A recuperação de indicadores como a cobertura das dívidas proporcionada pelas receitas ou lucro, que segundo os especialistas de crédito se deterioraram bastante para a pequena e média empresa, poderá permitir que a formação bruta de capital cresça acima de 3% no ano que vem, em contraste com a contração que se desenha em 2023. Esse cenário pode ser empanado por maior queda dos depósitos na caderneta de poupança, que já contribui para a retração nos lançamentos de imóveis e afeta o volume de obras no ano que vem. Mas esse risco talvez possa ser contornado com ajustes prudenciais e a entrada líquida de recursos na poupança com a redução do diferencial de rendimento com a Selic.
A projeção de ampliação das exportações em 2,5%, versus 7,2% em 2023, completa o cenário. Supõe-se expansão suave no setor agrícola, alguma incerteza no minério de ferro e aderência aos anúncios de aumento da produção de petróleo entre 6% e 10% em 2024.

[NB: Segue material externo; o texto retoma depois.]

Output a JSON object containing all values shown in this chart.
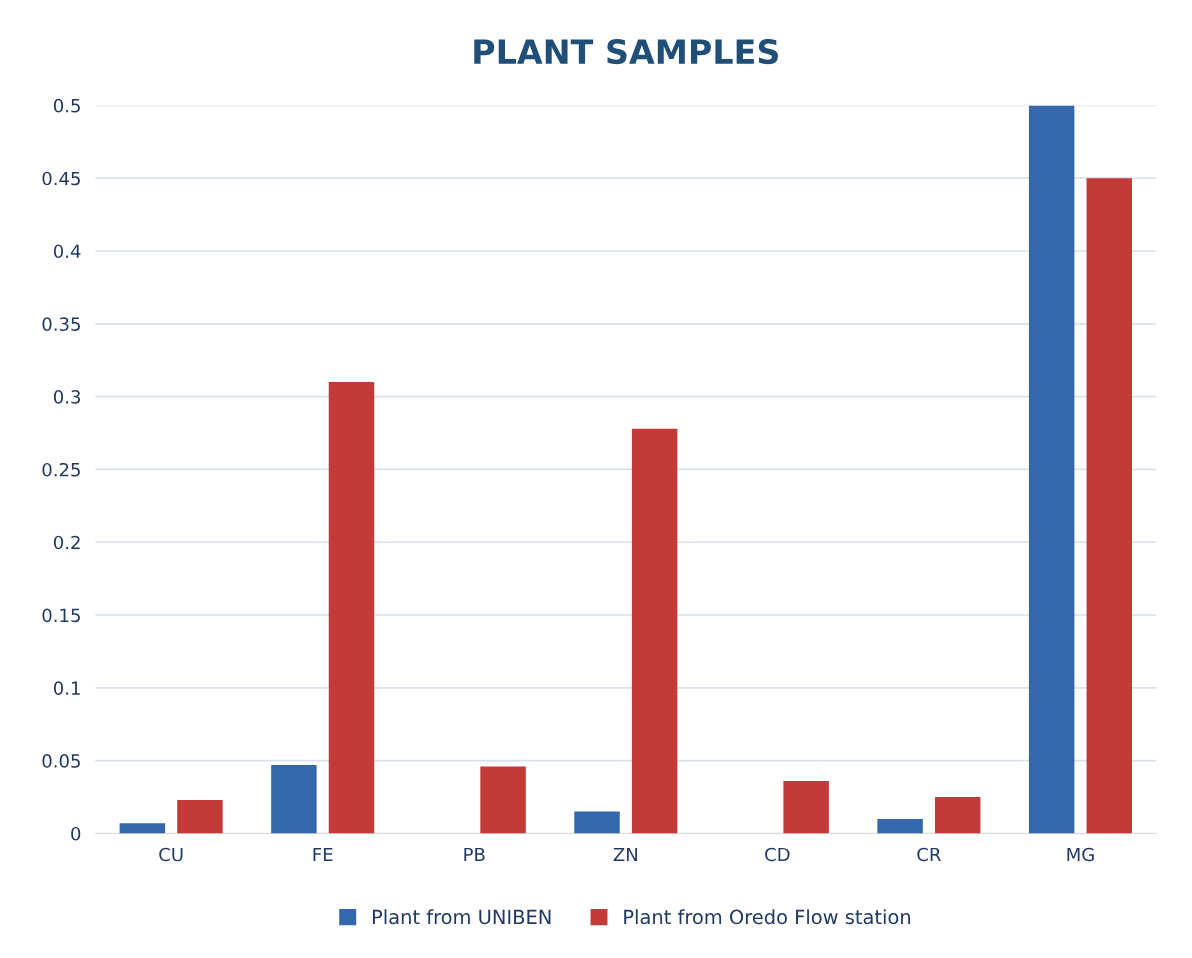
{
  "chart_data": {
    "type": "bar",
    "title": "PLANT SAMPLES",
    "categories": [
      "CU",
      "FE",
      "PB",
      "ZN",
      "CD",
      "CR",
      "MG"
    ],
    "series": [
      {
        "name": "Plant from UNIBEN",
        "color": "#3567ad",
        "values": [
          0.007,
          0.047,
          0,
          0.015,
          0,
          0.01,
          0.5
        ]
      },
      {
        "name": "Plant from Oredo Flow station",
        "color": "#c23b36",
        "values": [
          0.023,
          0.31,
          0.046,
          0.278,
          0.036,
          0.025,
          0.45
        ]
      }
    ],
    "ylim": [
      0,
      0.5
    ],
    "yticks": [
      0,
      0.05,
      0.1,
      0.15,
      0.2,
      0.25,
      0.3,
      0.35,
      0.4,
      0.45,
      0.5
    ],
    "grid": "y",
    "legend": "bottom"
  }
}
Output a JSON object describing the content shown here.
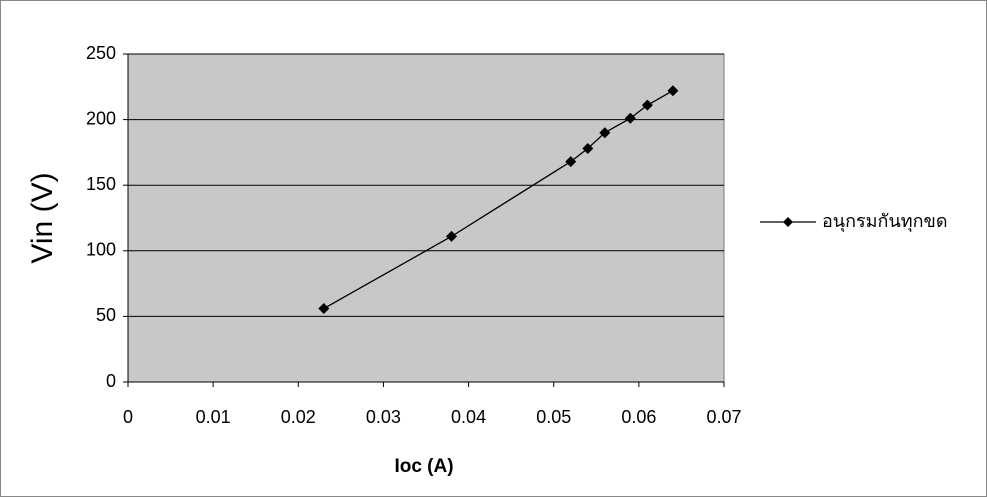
{
  "chart_data": {
    "type": "line",
    "x_label": "Ioc (A)",
    "y_label": "Vin (V)",
    "x": [
      0.023,
      0.038,
      0.052,
      0.054,
      0.056,
      0.059,
      0.061,
      0.064
    ],
    "series": [
      {
        "name": "อนุกรมกันทุกขด",
        "color": "#000000",
        "values": [
          56,
          111,
          168,
          178,
          190,
          201,
          211,
          222
        ]
      }
    ],
    "xlim": [
      0,
      0.07
    ],
    "xticks": [
      0,
      0.01,
      0.02,
      0.03,
      0.04,
      0.05,
      0.06,
      0.07
    ],
    "ylim": [
      0,
      250
    ],
    "yticks": [
      0,
      50,
      100,
      150,
      200,
      250
    ],
    "grid": true,
    "legend": "right"
  }
}
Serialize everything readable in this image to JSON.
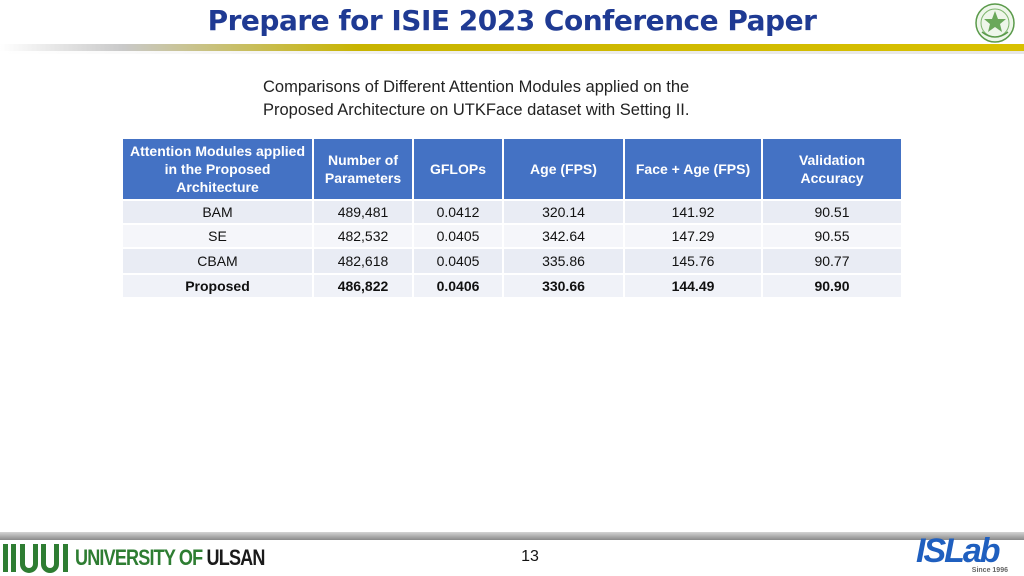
{
  "slide": {
    "title": "Prepare for ISIE 2023 Conference Paper",
    "caption_line1": "Comparisons of Different Attention Modules applied on the",
    "caption_line2": "Proposed Architecture on UTKFace dataset with Setting II.",
    "page_number": "13"
  },
  "table": {
    "headers": [
      "Attention Modules applied in the Proposed Architecture",
      "Number of Parameters",
      "GFLOPs",
      "Age (FPS)",
      "Face + Age (FPS)",
      "Validation Accuracy"
    ],
    "rows": [
      [
        "BAM",
        "489,481",
        "0.0412",
        "320.14",
        "141.92",
        "90.51"
      ],
      [
        "SE",
        "482,532",
        "0.0405",
        "342.64",
        "147.29",
        "90.55"
      ],
      [
        "CBAM",
        "482,618",
        "0.0405",
        "335.86",
        "145.76",
        "90.77"
      ],
      [
        "Proposed",
        "486,822",
        "0.0406",
        "330.66",
        "144.49",
        "90.90"
      ]
    ]
  },
  "footer": {
    "university_word1": "UNIVERSITY OF",
    "university_word2": "ULSAN",
    "lab_logo_is": "IS",
    "lab_logo_lab": "Lab",
    "lab_logo_sub": "Since 1996"
  },
  "icons": {
    "seal": "university-seal-icon",
    "university_bars": "university-logo-bars-icon"
  },
  "colors": {
    "title": "#1f3a93",
    "table_header": "#4472c4",
    "accent_bar": "#c8b400",
    "university_green": "#2e7d32",
    "lab_blue": "#1f5fbf"
  }
}
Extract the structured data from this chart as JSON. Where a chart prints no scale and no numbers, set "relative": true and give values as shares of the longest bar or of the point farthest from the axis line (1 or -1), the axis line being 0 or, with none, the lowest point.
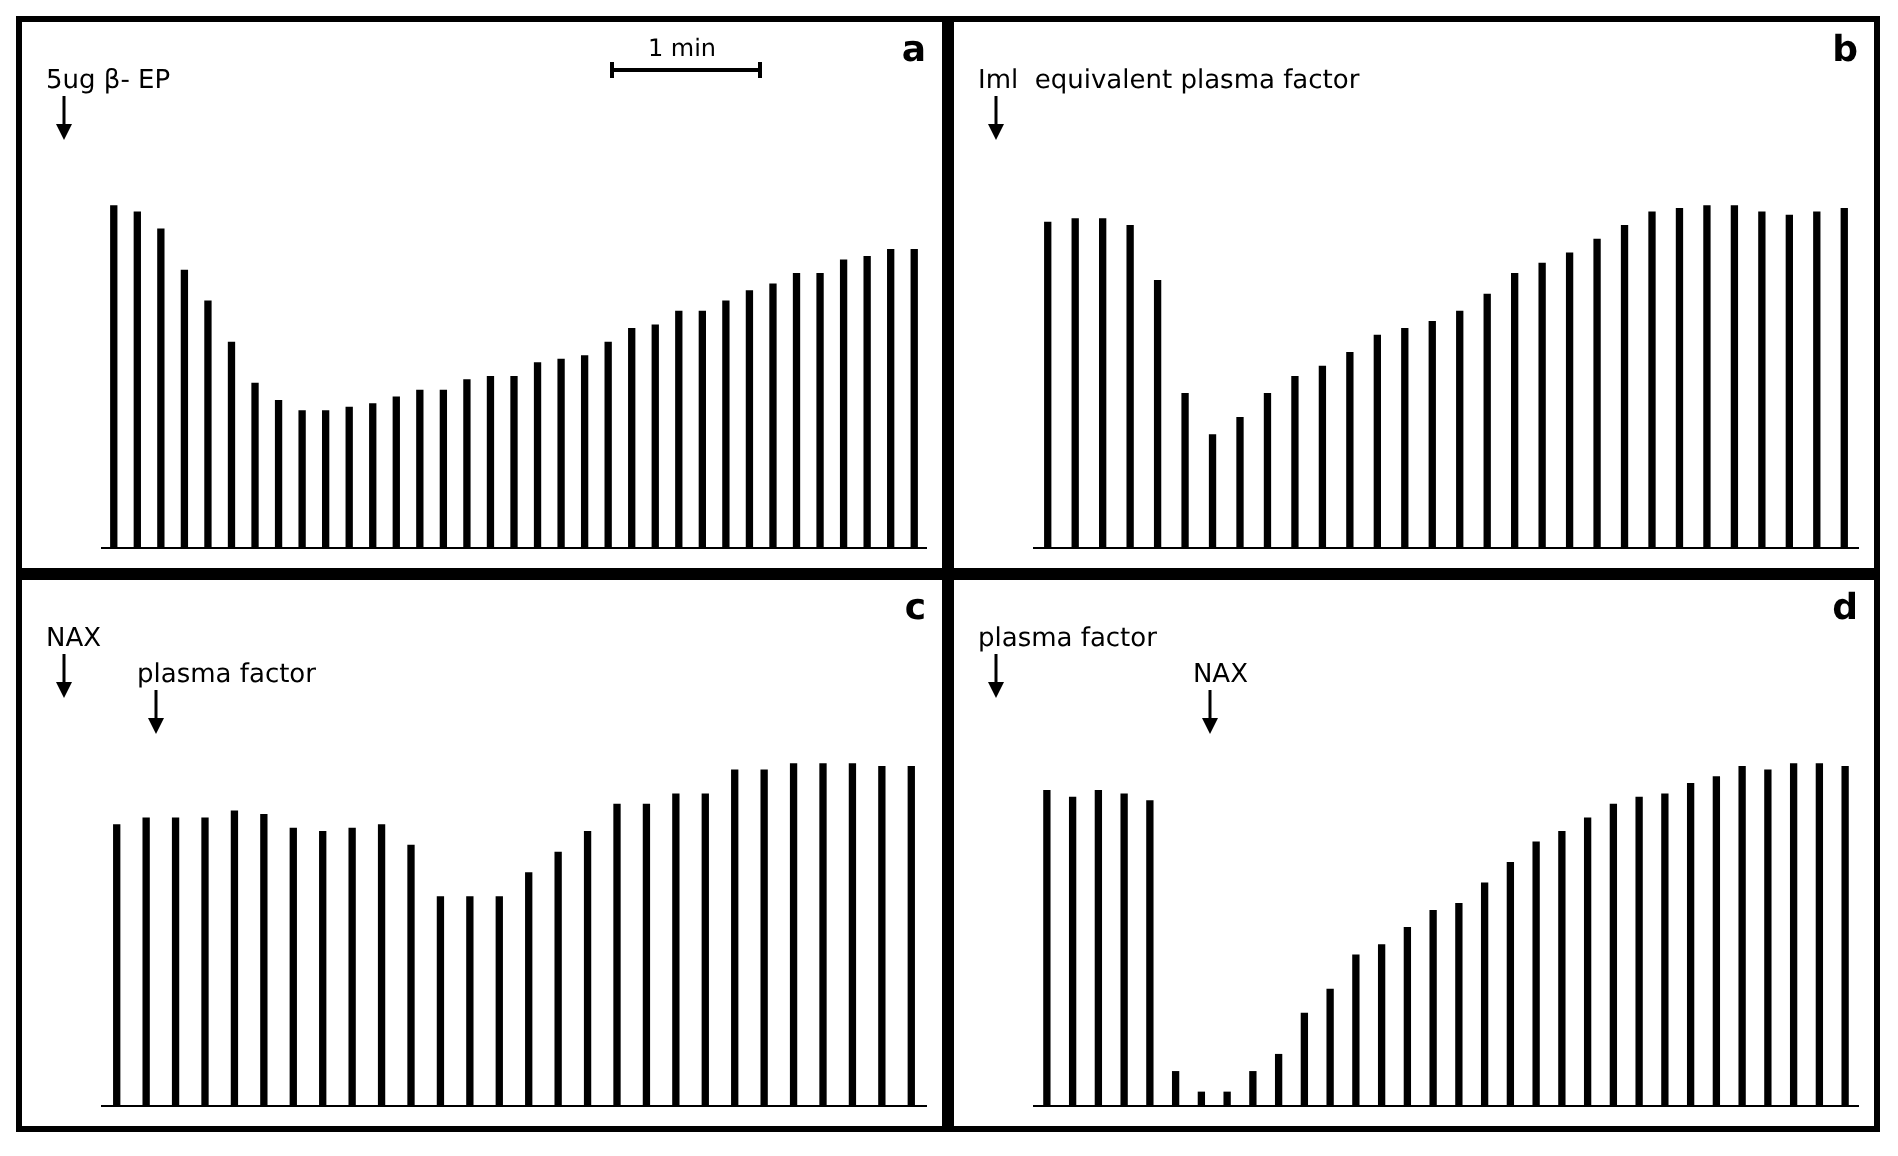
{
  "chart_data": [
    {
      "type": "bar",
      "title": "a",
      "subtitle": "1 min",
      "relative": true,
      "color": "#000000",
      "annotations": [
        "5ug β- EP"
      ],
      "categories": [
        null,
        null,
        null,
        null,
        null,
        null,
        null,
        null,
        null,
        null,
        null,
        null,
        null,
        null,
        null,
        null,
        null,
        null,
        null,
        null,
        null,
        null,
        null,
        null,
        null,
        null,
        null,
        null,
        null,
        null,
        null,
        null,
        null,
        null,
        null
      ],
      "values": [
        1.0,
        0.98,
        0.93,
        0.81,
        0.72,
        0.6,
        0.48,
        0.43,
        0.4,
        0.4,
        0.41,
        0.42,
        0.44,
        0.46,
        0.46,
        0.49,
        0.5,
        0.5,
        0.54,
        0.55,
        0.56,
        0.6,
        0.64,
        0.65,
        0.69,
        0.69,
        0.72,
        0.75,
        0.77,
        0.8,
        0.8,
        0.84,
        0.85,
        0.87,
        0.87
      ]
    },
    {
      "type": "bar",
      "title": "b",
      "relative": true,
      "color": "#000000",
      "annotations": [
        "Iml  equivalent plasma factor"
      ],
      "categories": [
        null,
        null,
        null,
        null,
        null,
        null,
        null,
        null,
        null,
        null,
        null,
        null,
        null,
        null,
        null,
        null,
        null,
        null,
        null,
        null,
        null,
        null,
        null,
        null,
        null,
        null,
        null,
        null,
        null,
        null
      ],
      "values": [
        0.95,
        0.96,
        0.96,
        0.94,
        0.78,
        0.45,
        0.33,
        0.38,
        0.45,
        0.5,
        0.53,
        0.57,
        0.62,
        0.64,
        0.66,
        0.69,
        0.74,
        0.8,
        0.83,
        0.86,
        0.9,
        0.94,
        0.98,
        0.99,
        1.0,
        1.0,
        0.98,
        0.97,
        0.98,
        0.99
      ]
    },
    {
      "type": "bar",
      "title": "c",
      "relative": true,
      "color": "#000000",
      "annotations": [
        "NAX",
        "plasma factor"
      ],
      "categories": [
        null,
        null,
        null,
        null,
        null,
        null,
        null,
        null,
        null,
        null,
        null,
        null,
        null,
        null,
        null,
        null,
        null,
        null,
        null,
        null,
        null,
        null,
        null,
        null,
        null,
        null,
        null,
        null
      ],
      "values": [
        0.82,
        0.84,
        0.84,
        0.84,
        0.86,
        0.85,
        0.81,
        0.8,
        0.81,
        0.82,
        0.76,
        0.61,
        0.61,
        0.61,
        0.68,
        0.74,
        0.8,
        0.88,
        0.88,
        0.91,
        0.91,
        0.98,
        0.98,
        1.0,
        1.0,
        1.0,
        0.99,
        0.99
      ]
    },
    {
      "type": "bar",
      "title": "d",
      "relative": true,
      "color": "#000000",
      "annotations": [
        "plasma factor",
        "NAX"
      ],
      "categories": [
        null,
        null,
        null,
        null,
        null,
        null,
        null,
        null,
        null,
        null,
        null,
        null,
        null,
        null,
        null,
        null,
        null,
        null,
        null,
        null,
        null,
        null,
        null,
        null,
        null,
        null,
        null,
        null,
        null,
        null,
        null,
        null
      ],
      "values": [
        0.92,
        0.9,
        0.92,
        0.91,
        0.89,
        0.1,
        0.04,
        0.04,
        0.1,
        0.15,
        0.27,
        0.34,
        0.44,
        0.47,
        0.52,
        0.57,
        0.59,
        0.65,
        0.71,
        0.77,
        0.8,
        0.84,
        0.88,
        0.9,
        0.91,
        0.94,
        0.96,
        0.99,
        0.98,
        1.0,
        1.0,
        0.99
      ]
    }
  ]
}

O cenário do PIB crescer 2,5% com inflação baixa em 2024 é compatível com a incipiente valorização dos ativos brasileiros, mas não é imune a riscos. O superaquecimento da demanda se o fiscal derrapar ou o parafiscal encorpar, ou um choque negativo na produção agrícola na Ásia ou aqui por conta do fenômeno do El Nino, seria ruim para a balança comercial, inflação e mercados de capital. Mais importante, talvez, o fôlego do crédito pode ser curto e vale sobretudo para dar tempo para se preparar um ciclo de investimentos sustentáveis.
A aprovação da reforma tributária será fundamental para dar clareza aos investidores e aumentar a produtividade da economia. Sem ela, as ambições de nearshoring podem virar quase-choro. A formação de expectativas também pede uma estratégia clara voltada a levar a economia para as emissões zero de carbono. Decisões sobre abertura comercial, geração elétrica offshore e precificação da modulação da oferta pelas hidrelétricas, saúde das distribuidoras de eletricidade, eletrificação dos veículos com auxílio dos biocombustíveis, reforço do serviço de pesquisa geológica (CPRM) e desenho de critérios ambientais e de condições de trabalho para a expandir a lavra e processamento de minérios “do futuro” ganhariam, nesse cenário, proeminência para atrair o investimento privado e estender o ciclo de crescimento para 2025-27.